UI Design with Java and XML Toolkits - Luxor (Page 2 of 4 )
It would seem to be the next logical step for people that have comfortably used XUL to create add-ins for Mozilla or FireFox, or even mini desktop applications. Whereas XUL must mostly run within either browser, Luxor is an embedded XUL engine that is combined with Java to produce rich desktop applications, including the very popular LimeWire peer-to-peer program. Because specifying the user interface in XUL is so easy, constructing a functional and attractive interface can be done very quickly -- much quicker, and with greatly simplified code in fact than in writing the whole application in Java.

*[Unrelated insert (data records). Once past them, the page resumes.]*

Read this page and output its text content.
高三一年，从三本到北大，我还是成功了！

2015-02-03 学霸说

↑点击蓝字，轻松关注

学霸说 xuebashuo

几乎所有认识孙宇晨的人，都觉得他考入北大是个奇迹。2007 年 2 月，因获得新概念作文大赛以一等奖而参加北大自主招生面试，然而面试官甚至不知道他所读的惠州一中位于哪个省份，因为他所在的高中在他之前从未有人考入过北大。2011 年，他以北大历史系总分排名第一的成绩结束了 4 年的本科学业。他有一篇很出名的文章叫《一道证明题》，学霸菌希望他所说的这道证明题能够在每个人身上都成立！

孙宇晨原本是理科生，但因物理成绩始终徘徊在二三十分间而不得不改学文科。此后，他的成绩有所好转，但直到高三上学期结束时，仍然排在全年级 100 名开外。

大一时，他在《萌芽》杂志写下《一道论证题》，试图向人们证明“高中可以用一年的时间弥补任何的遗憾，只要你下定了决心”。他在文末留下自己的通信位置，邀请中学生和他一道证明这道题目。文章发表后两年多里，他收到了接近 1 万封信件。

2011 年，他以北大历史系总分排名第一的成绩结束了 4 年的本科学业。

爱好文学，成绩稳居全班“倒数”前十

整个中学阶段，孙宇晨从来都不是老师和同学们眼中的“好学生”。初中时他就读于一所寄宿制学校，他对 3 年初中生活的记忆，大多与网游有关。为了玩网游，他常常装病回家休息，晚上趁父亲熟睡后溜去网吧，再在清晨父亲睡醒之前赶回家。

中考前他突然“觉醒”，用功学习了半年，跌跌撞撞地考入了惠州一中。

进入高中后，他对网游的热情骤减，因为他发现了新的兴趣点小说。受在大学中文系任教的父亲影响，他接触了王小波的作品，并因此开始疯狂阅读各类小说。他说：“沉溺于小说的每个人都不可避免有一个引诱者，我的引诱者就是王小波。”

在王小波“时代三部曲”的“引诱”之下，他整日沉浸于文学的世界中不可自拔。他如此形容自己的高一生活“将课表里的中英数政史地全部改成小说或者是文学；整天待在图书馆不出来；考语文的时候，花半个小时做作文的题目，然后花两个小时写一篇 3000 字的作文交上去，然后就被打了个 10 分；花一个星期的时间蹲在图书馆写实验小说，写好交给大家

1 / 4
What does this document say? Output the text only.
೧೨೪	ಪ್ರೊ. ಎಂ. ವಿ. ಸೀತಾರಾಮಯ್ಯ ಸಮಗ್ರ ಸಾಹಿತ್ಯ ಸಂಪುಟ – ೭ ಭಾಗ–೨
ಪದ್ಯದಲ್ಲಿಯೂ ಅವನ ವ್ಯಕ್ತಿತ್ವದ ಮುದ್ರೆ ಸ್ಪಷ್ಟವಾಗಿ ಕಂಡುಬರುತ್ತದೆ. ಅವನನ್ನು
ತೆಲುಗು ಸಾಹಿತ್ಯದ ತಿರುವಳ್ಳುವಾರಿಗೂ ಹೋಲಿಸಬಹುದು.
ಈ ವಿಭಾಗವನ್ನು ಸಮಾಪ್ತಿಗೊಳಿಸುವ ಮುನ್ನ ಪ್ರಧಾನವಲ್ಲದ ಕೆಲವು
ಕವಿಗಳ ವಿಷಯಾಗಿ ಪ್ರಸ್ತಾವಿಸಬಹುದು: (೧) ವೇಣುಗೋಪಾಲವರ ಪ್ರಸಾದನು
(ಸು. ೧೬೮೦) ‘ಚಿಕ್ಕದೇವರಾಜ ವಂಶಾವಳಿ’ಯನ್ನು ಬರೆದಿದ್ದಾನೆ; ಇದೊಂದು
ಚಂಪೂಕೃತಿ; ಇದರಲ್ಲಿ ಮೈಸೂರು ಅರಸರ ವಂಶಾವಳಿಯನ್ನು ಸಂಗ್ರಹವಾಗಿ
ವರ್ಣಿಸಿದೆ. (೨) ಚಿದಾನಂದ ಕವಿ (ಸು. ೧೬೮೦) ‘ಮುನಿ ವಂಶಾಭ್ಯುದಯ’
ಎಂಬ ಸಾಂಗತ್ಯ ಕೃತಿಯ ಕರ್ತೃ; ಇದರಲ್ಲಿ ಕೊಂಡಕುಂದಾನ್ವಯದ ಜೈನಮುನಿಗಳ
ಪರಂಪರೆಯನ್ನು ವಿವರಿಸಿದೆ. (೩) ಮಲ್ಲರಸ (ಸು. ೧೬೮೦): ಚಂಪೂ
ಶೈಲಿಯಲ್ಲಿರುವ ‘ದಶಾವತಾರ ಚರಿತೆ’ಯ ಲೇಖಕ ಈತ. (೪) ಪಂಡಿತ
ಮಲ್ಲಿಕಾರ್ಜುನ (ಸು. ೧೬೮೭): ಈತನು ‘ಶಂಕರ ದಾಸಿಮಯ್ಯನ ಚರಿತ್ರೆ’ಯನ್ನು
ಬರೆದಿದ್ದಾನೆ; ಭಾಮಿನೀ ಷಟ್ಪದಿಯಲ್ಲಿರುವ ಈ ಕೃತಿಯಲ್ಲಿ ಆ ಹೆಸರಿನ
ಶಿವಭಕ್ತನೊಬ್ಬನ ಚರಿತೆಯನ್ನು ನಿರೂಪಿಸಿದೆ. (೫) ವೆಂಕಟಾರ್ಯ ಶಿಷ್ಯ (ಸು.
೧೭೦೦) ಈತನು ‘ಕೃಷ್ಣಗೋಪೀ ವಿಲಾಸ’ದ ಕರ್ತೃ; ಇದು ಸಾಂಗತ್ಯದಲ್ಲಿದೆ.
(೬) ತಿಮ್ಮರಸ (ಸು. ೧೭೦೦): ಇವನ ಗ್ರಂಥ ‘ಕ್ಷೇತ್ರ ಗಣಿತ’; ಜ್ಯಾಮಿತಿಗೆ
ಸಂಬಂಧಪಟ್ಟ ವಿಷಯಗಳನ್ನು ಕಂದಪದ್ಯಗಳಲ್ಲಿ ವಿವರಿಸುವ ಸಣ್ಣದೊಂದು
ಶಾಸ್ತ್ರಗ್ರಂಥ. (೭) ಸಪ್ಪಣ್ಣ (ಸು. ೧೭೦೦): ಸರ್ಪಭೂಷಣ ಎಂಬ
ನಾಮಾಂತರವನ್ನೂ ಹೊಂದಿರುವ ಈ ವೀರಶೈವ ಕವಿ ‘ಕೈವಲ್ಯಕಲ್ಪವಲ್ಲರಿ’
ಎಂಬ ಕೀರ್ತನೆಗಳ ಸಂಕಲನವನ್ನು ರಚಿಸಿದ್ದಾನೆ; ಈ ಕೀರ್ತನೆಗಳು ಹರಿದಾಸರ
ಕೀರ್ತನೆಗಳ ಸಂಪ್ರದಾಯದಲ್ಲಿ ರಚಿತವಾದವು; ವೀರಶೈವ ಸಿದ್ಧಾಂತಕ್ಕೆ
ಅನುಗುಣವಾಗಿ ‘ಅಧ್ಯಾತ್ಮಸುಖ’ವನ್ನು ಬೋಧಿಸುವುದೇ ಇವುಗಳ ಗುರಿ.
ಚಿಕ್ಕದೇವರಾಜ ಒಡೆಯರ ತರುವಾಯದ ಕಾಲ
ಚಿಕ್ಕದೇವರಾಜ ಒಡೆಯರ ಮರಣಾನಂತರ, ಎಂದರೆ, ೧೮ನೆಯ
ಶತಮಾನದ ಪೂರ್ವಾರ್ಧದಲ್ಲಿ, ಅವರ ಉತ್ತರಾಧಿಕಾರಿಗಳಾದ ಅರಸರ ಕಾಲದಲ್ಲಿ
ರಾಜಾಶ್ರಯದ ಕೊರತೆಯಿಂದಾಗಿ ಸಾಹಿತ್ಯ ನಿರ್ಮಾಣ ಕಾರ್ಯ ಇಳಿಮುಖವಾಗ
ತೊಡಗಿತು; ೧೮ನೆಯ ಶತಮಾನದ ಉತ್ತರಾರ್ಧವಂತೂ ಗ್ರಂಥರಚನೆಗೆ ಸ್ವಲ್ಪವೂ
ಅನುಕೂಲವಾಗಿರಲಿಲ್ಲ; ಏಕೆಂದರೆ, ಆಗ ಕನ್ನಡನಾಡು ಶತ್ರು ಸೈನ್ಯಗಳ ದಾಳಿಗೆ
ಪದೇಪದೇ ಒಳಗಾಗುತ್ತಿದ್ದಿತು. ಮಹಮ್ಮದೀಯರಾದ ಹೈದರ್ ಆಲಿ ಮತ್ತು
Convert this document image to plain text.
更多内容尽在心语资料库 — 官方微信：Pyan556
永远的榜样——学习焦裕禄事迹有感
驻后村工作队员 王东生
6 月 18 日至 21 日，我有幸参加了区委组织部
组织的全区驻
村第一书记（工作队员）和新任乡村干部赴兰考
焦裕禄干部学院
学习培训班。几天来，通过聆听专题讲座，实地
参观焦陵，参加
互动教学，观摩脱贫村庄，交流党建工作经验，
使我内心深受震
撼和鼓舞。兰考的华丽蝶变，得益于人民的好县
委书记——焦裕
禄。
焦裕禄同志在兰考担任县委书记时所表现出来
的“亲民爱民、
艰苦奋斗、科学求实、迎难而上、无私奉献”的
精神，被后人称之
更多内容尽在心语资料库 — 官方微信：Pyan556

For those of you that aren't interested in learning Java, there is also Luxilla, which is a Luxor development environment you can use without knowing/coding a single line of Java. Luxor is free, open source and released under the GPL. A Luxor web site does exist, at http://luxor-xul.sourceforge.net/index.html, but don't expect anything more than a very basic site. There is little real information for anyone wanting to get started with Luxor, and no introductory tutorials that guide you through the installation process or use.
Luxor comes in the form of an executable .JAR file, much like most of Mozilla/FireFox, which contains the swing class files used to render the UI objects on screen. Luxor enthusiasm does seem to be at a low ebb at present, the latest distribution being around 18 months old. I have to admit, in the time I allocated to playing around with each of the Java XML toolkits I looked at, I didn't manage to get Luxor working at all.